Assessing the Spatiotemporal Heterogeneity of Terrestrial Temperature as a Proxy to Microclimate and Its Relationship With Urban Hydro-Biophysical Parameters

Abstract

Rapid urban land use and land cover changes have become a major environmental issue because of their ecological effects, including loss of green space and urban heat islands. Effective monitoring and management techniques are required. The Saudi Arabian twin city of Abha-Khamis Mushyet was selected as a case study for this research. As a result, the current study aimed to statistically and spatially investigate the relationship between land surface temperature (LST) and land use land cover based urban biophysical parameters such as normalized difference built-up index (NDBI), normalized difference vegetation index (NDVI), and normalized difference water index (NDWI). This study used random forest (RF) to classify LULC in 1990, 2000, and 2018. We also validated the LULC maps in a novel way. Using mono window algorithm techniques, we extracted LST for three periods. The dynamics of LULC, LST, and biophysical parameters were investigated using standard statistical graphs such as the heat map and the Sankey diagram. The correlation coefficient and the global bivariate Moran’ I approach were used to determine the association between LST and urban biophysical parameters. The relationship was then established in greater detail by categorizing the entire pixel into percentile classes and employing parallel coordinate plots.
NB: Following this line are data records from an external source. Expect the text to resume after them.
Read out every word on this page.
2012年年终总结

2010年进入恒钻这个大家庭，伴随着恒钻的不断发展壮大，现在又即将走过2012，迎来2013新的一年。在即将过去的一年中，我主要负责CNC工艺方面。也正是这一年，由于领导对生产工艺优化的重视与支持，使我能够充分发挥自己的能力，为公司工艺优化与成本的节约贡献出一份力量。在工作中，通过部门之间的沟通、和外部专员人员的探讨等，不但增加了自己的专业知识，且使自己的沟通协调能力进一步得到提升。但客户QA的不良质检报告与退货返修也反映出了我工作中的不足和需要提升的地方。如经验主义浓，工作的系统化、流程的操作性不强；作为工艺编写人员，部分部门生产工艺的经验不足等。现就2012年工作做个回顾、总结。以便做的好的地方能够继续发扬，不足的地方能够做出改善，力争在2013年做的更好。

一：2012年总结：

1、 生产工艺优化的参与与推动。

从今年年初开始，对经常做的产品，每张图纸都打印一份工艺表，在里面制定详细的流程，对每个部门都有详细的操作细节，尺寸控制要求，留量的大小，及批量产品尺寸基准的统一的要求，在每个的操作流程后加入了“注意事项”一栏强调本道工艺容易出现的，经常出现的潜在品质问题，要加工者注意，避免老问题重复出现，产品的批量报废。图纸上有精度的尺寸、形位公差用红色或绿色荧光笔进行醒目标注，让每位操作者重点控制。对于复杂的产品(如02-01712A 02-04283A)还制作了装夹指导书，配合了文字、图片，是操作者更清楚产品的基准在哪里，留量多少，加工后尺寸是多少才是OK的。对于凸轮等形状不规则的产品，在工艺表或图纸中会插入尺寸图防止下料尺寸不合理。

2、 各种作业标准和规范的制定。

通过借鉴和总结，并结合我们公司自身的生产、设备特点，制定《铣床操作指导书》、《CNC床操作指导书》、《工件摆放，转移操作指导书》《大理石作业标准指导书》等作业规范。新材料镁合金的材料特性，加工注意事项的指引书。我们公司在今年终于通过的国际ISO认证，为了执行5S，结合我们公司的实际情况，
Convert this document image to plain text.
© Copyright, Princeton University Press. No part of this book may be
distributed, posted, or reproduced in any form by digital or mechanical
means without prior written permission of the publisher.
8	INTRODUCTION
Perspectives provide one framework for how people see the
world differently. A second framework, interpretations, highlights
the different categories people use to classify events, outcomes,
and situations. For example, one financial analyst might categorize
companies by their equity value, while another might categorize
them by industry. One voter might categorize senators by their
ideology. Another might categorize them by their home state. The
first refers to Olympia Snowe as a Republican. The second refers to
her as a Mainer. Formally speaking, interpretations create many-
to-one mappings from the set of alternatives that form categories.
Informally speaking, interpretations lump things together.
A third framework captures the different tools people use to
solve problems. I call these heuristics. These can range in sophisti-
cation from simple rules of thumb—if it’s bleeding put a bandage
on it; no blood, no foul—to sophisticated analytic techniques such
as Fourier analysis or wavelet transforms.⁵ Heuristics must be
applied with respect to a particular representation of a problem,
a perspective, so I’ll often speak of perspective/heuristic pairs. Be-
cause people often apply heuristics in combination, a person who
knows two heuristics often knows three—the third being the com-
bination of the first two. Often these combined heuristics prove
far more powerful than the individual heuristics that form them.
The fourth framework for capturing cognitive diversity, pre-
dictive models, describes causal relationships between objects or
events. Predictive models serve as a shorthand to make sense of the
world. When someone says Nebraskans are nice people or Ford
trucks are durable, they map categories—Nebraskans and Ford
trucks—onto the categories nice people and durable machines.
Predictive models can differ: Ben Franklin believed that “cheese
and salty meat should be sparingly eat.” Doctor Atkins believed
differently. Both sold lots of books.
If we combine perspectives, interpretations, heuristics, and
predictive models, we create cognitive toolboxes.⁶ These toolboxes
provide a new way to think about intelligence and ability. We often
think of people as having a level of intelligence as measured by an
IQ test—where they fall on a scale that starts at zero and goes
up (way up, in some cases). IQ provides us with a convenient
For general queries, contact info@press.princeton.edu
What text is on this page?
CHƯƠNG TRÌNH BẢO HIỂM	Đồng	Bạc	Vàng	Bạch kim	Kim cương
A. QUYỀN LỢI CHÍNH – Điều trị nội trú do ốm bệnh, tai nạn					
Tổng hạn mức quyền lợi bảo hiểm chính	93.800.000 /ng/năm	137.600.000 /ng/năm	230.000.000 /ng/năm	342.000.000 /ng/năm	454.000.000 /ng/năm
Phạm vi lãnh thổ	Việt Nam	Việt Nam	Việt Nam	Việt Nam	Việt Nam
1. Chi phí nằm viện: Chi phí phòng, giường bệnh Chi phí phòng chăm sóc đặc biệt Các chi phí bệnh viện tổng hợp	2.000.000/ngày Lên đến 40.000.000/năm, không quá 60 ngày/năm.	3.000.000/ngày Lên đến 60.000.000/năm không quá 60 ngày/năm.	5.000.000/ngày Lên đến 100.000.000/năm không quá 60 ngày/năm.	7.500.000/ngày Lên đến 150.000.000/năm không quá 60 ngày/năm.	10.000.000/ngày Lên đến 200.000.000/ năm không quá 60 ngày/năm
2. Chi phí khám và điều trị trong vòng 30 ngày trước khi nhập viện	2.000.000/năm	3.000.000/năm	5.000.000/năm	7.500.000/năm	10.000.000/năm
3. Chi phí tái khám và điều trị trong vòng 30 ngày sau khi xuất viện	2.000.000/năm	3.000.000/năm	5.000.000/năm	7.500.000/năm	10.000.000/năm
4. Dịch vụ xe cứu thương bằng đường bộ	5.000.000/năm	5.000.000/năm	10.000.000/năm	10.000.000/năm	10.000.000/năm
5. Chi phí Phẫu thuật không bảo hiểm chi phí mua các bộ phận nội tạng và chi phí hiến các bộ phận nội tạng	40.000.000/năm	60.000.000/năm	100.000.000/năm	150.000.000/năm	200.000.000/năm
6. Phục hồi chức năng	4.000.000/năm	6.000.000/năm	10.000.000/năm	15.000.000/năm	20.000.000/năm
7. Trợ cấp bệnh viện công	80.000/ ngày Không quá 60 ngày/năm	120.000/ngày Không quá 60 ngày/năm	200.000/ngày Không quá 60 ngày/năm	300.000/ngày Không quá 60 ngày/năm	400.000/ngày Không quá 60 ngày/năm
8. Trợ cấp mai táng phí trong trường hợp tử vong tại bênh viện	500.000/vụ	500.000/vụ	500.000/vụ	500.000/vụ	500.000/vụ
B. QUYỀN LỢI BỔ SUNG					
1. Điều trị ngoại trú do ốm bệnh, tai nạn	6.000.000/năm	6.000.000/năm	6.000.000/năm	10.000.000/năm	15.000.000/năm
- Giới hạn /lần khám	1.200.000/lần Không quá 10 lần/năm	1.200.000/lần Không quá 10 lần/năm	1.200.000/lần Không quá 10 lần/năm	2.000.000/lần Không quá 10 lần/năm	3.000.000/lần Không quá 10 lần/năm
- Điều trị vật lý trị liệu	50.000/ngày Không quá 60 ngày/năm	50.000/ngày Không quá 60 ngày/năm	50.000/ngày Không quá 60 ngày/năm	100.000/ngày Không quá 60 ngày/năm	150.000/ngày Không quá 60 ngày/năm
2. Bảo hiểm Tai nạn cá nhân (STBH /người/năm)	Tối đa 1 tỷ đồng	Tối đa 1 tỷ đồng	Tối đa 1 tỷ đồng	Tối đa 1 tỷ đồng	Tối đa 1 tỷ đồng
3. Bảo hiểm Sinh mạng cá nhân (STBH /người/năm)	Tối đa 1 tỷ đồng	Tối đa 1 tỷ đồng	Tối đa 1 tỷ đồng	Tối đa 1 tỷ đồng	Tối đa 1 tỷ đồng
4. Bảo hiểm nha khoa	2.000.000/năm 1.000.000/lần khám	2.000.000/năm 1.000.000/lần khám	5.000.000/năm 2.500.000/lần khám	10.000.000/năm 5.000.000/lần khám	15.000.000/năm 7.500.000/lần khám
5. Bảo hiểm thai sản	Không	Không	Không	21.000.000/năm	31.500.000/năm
Finally, the association was built using GeoDA software and a conditional map. The LULC maps revealed a 334.4 percent increase in urban areas between 1990 and 2018. The built-up region is the largest stable LULC, with an 83.6 percent transitional probability matrix between 1990 and 2018. While 17.9%, 21.8%, 12.4%, and 10.5% of agricultural land, scrubland, exposed rocks, and water bodies were converted to built-up areas, respectively. The LST has increased rapidly over time because of LULC changes. The link between LST and urban biophysical parameters revealed that NDBI had a positive relationship, whereas NDWI and NDVI had a negative relationship. As a result, this study could be very important because it could help decision makers figure out how to lessen the effects of urban heat islands because of changes in LULC.